Could a greater miracle take place than for us to look through each other’s eyes for an instant? -Henry David Thoreau
By Dr. Amy Crouse,
Love Always Finds a Way – that was the title of the community forum held on a Saturday morning before school started in my new role as interim superintendent. Reverend A.J. Hamilton, respected member of the Tiger Family and a long-time advocate for civil rights in Cincinnati, wanted to gather community leaders to discuss how we might work together to ensure our community remained open to diverse opinions and provide a forum to discuss race, inclusion, and diversity in our community.
I wasn’t certain what to expect that morning, but what I found as I sat amongst the panel members was a unique opportunity to listen – and what I heard was a conversation centered on developing empathy that I knew needed to continue.
At the Loveland City School District, we talk a great deal about Tiger Care – it is one of our district’s “big three” goals, and perhaps it is the most difficult for us as educators to really define. Our ambition is that every Tiger will be cared for and supported. Our promise is that every Tiger will have the academic, social and emotional skills to plan and achieve, and that every Tiger will develop leadership skills and have opportunity to both lead and serve others. We want to achieve all of that – but, at the heart of the goal – it’s really about relationship building – developing empathy.
Empathy is defined as the ability to understand and share the feelings of another. Achieving this requires authentic communication, and story sharing – just like what happened at the community forum – the place where I became a student of history as told by those whose experience was different than my own.
“What I heard was a conversation centered on developing empathy that I knew needed to continue.”
I’ve taken what I learned that day and have started to make plans for our district to begin to dive deeper into developing opportunities for our students to develop empathy – to really understand Tiger Care. I will be working with Mosaic Church to shape a story sharing partnership for our students, the details of which are still to come.

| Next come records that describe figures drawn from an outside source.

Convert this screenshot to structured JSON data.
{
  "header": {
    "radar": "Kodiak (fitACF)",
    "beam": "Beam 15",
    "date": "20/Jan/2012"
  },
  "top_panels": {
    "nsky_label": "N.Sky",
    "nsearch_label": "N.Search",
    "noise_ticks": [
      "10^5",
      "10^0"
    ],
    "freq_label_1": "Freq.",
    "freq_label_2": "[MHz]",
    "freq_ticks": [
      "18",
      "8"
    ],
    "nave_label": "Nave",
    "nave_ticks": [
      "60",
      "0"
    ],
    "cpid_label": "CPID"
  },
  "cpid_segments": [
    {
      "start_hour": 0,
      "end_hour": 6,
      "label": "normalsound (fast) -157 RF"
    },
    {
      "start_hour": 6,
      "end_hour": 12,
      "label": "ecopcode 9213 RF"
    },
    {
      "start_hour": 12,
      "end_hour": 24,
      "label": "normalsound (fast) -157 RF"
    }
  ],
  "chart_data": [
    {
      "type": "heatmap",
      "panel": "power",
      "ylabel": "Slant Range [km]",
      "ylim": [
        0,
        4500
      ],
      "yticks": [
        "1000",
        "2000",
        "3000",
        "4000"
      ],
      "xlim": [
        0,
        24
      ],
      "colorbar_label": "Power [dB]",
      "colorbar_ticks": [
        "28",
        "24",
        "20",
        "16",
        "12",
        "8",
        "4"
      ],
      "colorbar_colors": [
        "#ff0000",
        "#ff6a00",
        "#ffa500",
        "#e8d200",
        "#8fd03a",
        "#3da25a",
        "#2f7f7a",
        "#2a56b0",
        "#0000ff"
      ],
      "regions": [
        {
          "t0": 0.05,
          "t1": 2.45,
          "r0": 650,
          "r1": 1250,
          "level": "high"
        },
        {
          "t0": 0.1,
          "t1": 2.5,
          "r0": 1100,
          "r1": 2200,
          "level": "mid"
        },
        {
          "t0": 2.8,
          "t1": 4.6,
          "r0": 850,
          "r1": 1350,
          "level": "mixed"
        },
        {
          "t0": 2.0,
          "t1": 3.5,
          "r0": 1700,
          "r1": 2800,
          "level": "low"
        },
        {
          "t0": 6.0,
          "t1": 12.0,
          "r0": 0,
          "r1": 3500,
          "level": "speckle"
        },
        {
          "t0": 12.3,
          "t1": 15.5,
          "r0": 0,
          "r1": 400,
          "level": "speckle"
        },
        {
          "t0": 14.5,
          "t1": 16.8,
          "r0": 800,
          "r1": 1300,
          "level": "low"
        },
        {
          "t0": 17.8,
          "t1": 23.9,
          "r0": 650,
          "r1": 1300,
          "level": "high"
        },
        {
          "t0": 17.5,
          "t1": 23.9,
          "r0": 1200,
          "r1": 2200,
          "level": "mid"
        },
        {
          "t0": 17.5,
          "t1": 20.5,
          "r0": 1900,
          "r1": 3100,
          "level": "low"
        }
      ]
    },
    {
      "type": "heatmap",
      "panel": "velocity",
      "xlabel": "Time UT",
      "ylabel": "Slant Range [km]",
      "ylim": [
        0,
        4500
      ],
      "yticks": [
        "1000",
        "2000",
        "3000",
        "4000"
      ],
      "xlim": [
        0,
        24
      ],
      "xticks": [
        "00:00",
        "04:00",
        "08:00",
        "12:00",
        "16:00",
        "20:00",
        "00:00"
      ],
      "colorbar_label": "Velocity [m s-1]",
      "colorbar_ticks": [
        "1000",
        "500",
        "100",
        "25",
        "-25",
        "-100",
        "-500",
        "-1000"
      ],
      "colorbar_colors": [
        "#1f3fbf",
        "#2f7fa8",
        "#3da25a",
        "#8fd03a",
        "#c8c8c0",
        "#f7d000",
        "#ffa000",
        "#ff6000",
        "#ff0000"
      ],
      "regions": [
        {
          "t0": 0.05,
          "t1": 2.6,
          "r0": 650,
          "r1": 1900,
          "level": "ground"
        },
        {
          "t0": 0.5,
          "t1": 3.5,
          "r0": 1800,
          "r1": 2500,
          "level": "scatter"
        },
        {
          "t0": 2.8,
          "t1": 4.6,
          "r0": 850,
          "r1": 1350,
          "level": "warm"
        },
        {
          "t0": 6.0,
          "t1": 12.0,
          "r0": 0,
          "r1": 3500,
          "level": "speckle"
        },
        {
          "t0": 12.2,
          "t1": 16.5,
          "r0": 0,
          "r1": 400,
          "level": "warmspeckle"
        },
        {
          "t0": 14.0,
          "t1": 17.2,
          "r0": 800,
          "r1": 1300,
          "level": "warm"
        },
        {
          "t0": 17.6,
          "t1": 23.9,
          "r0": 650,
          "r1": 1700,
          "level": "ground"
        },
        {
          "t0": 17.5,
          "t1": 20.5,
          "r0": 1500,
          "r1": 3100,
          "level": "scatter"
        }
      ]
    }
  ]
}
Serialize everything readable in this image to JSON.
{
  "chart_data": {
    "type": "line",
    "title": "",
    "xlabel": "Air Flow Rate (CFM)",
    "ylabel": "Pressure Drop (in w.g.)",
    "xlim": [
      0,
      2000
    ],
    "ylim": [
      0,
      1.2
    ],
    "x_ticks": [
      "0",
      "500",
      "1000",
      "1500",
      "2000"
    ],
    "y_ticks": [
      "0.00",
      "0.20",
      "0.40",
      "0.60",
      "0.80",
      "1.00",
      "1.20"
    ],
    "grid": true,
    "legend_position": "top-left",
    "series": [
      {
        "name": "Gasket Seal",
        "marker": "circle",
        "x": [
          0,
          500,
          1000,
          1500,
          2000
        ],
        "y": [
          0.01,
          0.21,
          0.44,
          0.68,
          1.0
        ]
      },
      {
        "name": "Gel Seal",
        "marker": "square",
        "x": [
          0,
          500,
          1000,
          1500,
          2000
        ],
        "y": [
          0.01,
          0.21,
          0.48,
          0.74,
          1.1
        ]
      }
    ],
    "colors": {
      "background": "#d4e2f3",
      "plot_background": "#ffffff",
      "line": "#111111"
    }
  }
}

I also want to thank the very person who began this conversation – Reverend Hamilton.
All members of the Tiger Family are invited to our Board Business Meeting 6 p.m. Tuesday, Nov. 28, in the Loveland Intermediate School Media Center where our Board of Education will officially recognize Reverend Hamilton with the Superintendent’s Award for his devotion to the Loveland City Schools and his lifelong commitment to civil rights.

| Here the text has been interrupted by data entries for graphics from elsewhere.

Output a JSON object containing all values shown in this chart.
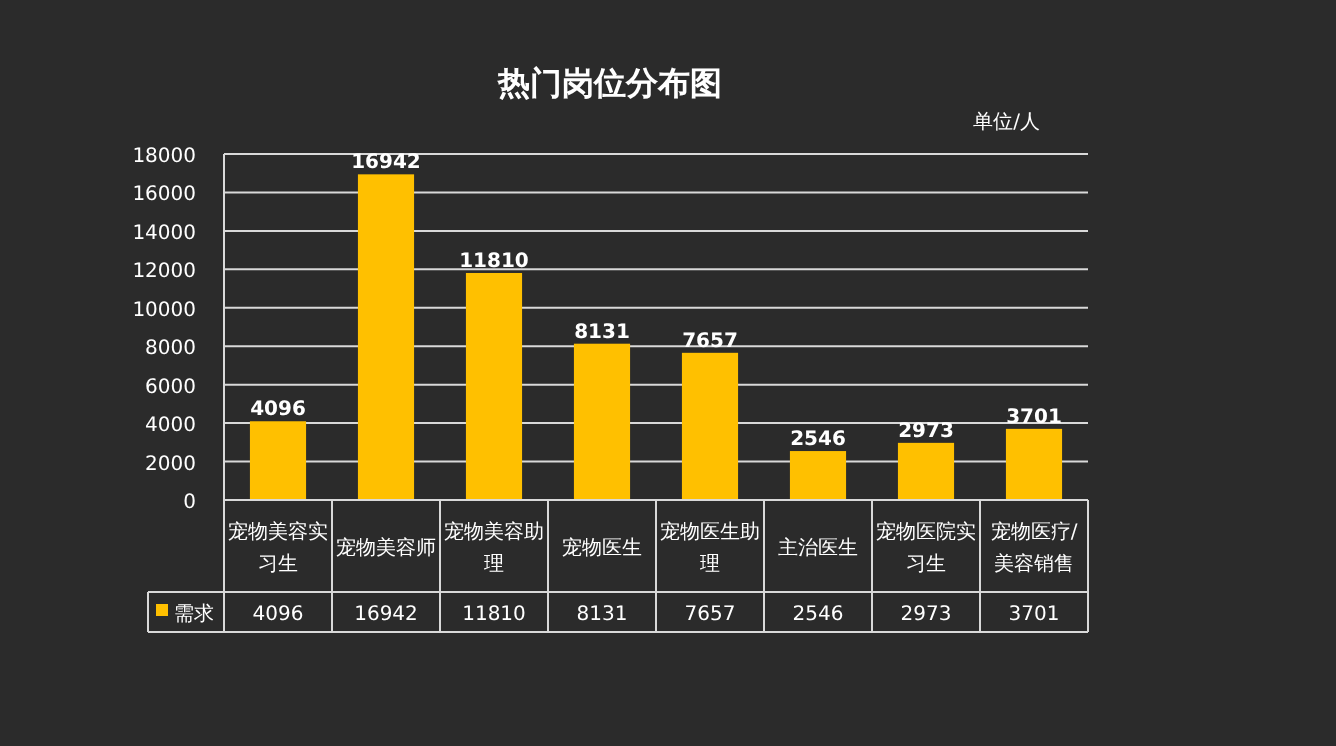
{
  "chart_data": {
    "type": "bar",
    "title": "热门岗位分布图",
    "annotations": [
      "单位/人"
    ],
    "categories": [
      "宠物美容实习生",
      "宠物美容师",
      "宠物美容助理",
      "宠物医生",
      "宠物医生助理",
      "主治医生",
      "宠物医院实习生",
      "宠物医疗/美容销售"
    ],
    "series": [
      {
        "name": "需求",
        "color": "#ffc000",
        "values": [
          4096,
          16942,
          11810,
          8131,
          7657,
          2546,
          2973,
          3701
        ],
        "value_labels": [
          "4096",
          "16942",
          "11810",
          "8131",
          "7657",
          "2546",
          "2973",
          "3701"
        ]
      }
    ],
    "ylim": [
      0,
      18000
    ],
    "yticks": [
      0,
      2000,
      4000,
      6000,
      8000,
      10000,
      12000,
      14000,
      16000,
      18000
    ],
    "grid": "y",
    "legend": "bottom",
    "data_labels": true
  }
}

Dr. Amy Crouse is Interim Superintendent for the Loveland City School District
As I look for the first time in my educational career through the lens of a superintendent, I feel the weight of what we are tasked with teaching the 4,700 young Tigers we serve in a way I have not known before, during a moment in history that has been marked with separation. I believe in my heart that love does always find a way, and that is an important vision worth working toward as we Prepare Students for Tomorrow, Today.
In service to our Tigers.
Loveland Magazine Publisher David Miller was a co-host of the “Love Always Finds a Way” forum.